NewSouth Books, 347 pp., ISBN: 9781742236025, p/bk, AUS$34.99
Award-winning writer Jacqueline Kent’s highly-acclaimed work A Certain Style: Beatrice Davis, A Literary Life (2018) is now available in an updated second edition from NewSouth Books.
Beatrice Deloitte Davis (1909-1992) was a formidable force in Australian publishing in the mid-twentieth century. The general editor for the nation’s oldest publishing house, Angus & Robertson, Davis curated and edited literary culture for decades, supporting writers as diverse as Thea Astley, Xavier Herbert, Miles Franklin, Hal Porter and Patricia Wrightson. The striking influence of Davis can still be seen on bookstore and library shelves across the country.
In many ways, reading Kent’s work, first published in 2001, is like having dinner with old friends (and the odd, slightly-awkward colleague). There’s the “quiet, dark-haired Queenslander”, Thea Astley (pp. 158-59). The forever complicated and slightly contradictory Miles Franklin who is, as always, in fine (and outspoken) form, declaring: “I may not be a great genius … but nevertheless my tonnage cannot be ignored” (p. 117). With Xavier Herbert, “a bantam rooster of a man with a grating voice” (p. 181), also there vying for attention. Dominating conversation from the head of the table is, of course, Davis. The fabulously talented editor could be bossy, intimate, stubborn. A pianist who was fond of the odd glass of whisky, Davis’ fierce intelligence was always on display. Davis was, too, a gracious and generous mentor but also a stickler for her own construction of literary traditions: she quickly shunned pieces that included too much sex or too much vulgar language. A running theme, underneath the dull roar of conversations and differences of opinion, is the history of Angus & Robertson. The extraordinary story of an iconic Australian publisher with all of its glories and its many failures (the company, founded in 1886, exists today only as an online store owned by Booktopia and as an imprint of HarperCollins Publishers).

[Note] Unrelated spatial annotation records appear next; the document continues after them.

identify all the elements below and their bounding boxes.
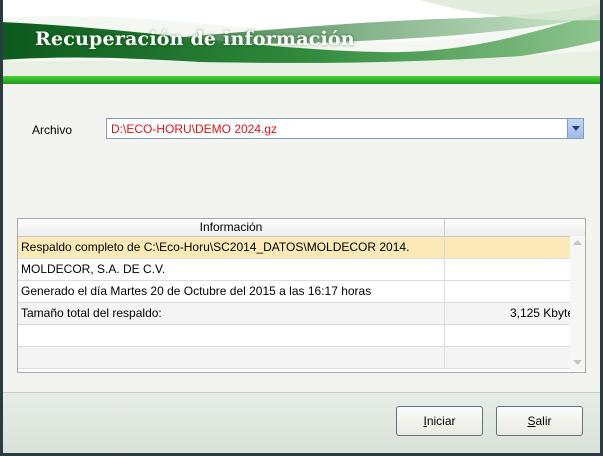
window-title: Recuperación de información <box>35 28 355 50</box>
table-cell <box>445 325 585 346</box>
table-cell <box>445 237 585 258</box>
grid-header-info[interactable]: Información <box>18 219 445 236</box>
table-row[interactable] <box>18 347 585 369</box>
table-cell: 3,125 Kbytes <box>509 306 580 320</box>
recovery-window: Recuperación de información Archivo D:\E… <box>0 0 603 456</box>
iniciar-label: niciar <box>426 414 456 428</box>
table-row[interactable] <box>18 325 585 347</box>
table-cell <box>445 347 585 368</box>
table-row[interactable]: Respaldo completo de C:\Eco-Horu\SC2014_… <box>18 237 585 259</box>
iniciar-button[interactable]: Iniciar <box>396 406 483 436</box>
banner-green-strip <box>0 76 603 84</box>
salir-label: alir <box>535 414 552 428</box>
table-row[interactable]: MOLDECOR, S.A. DE C.V. <box>18 259 585 281</box>
scroll-up-icon[interactable] <box>573 240 582 245</box>
archivo-label: Archivo <box>32 123 73 137</box>
table-cell: MOLDECOR, S.A. DE C.V. <box>18 259 445 280</box>
grid-scrollbar[interactable] <box>570 236 585 371</box>
table-cell: Respaldo completo de C:\Eco-Horu\SC2014_… <box>18 237 445 258</box>
chevron-down-icon <box>572 126 580 131</box>
dropdown-arrow-button[interactable] <box>567 119 583 138</box>
archivo-dropdown[interactable]: D:\ECO-HORU\DEMO 2024.gz <box>106 118 584 139</box>
table-cell <box>18 347 445 368</box>
table-row[interactable]: Tamaño total del respaldo: 3,125 Kbytes <box>18 303 585 325</box>
archivo-value: D:\ECO-HORU\DEMO 2024.gz <box>111 122 278 136</box>
table-cell <box>18 325 445 346</box>
table-cell: Generado el día Martes 20 de Octubre del… <box>18 281 445 302</box>
salir-mnemonic: S <box>527 414 536 428</box>
header-banner: Recuperación de información <box>0 0 603 84</box>
table-cell: Tamaño total del respaldo: <box>18 303 445 324</box>
table-cell <box>445 281 585 302</box>
table-row[interactable]: Generado el día Martes 20 de Octubre del… <box>18 281 585 303</box>
grid-header-value[interactable] <box>445 219 585 236</box>
scroll-down-icon[interactable] <box>573 360 582 365</box>
table-cell <box>445 259 585 280</box>
window-border-left <box>0 0 3 456</box>
info-grid[interactable]: Información Respaldo completo de C:\Eco-… <box>17 218 586 373</box>
salir-button[interactable]: Salir <box>496 406 583 436</box>
grid-header: Información <box>18 219 585 237</box>
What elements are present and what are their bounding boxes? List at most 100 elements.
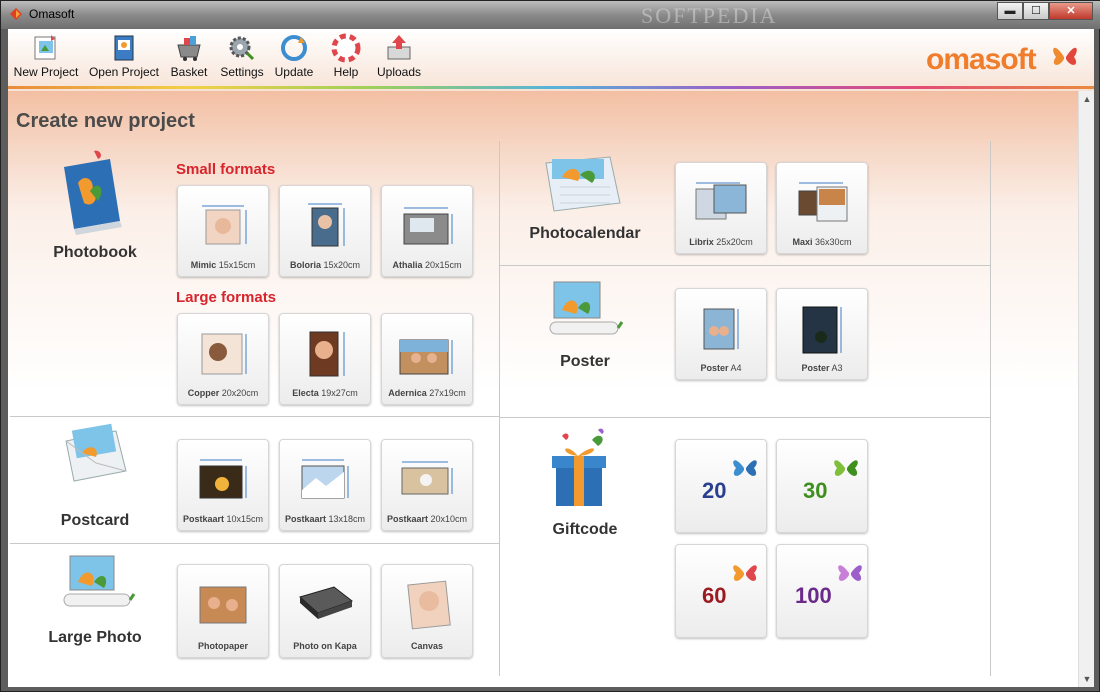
giftcode-card-20[interactable]: 20 xyxy=(675,439,767,533)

Much has already been said of Kent and her telling of Davis’ story, with the first edition claiming both the National Biography Prize and the Nita B. Kibble Literary Award in 2002. What is critical to reiterate in this review, is that women are too often forgotten by biographers and historians. To have Beatrice Davis here again, front and centre, is a wonderful achievement for both author and publisher; it is terrific to be reminded of Davis’ contributions to Australian cultural life and of how she “was the kind of woman who hardly seems to exist in Australia anymore” (p. viii). Beatrice Davis made a difference.
It is a pity that the work is not illustrated. There is, however, a new introduction and a very useful index.
A Certain Style is a striking narrative. For students and scholars of Australian literature this biography is essential reading and, for those who do not own the first edition, it is destined to be a favourite volume in many personal libraries.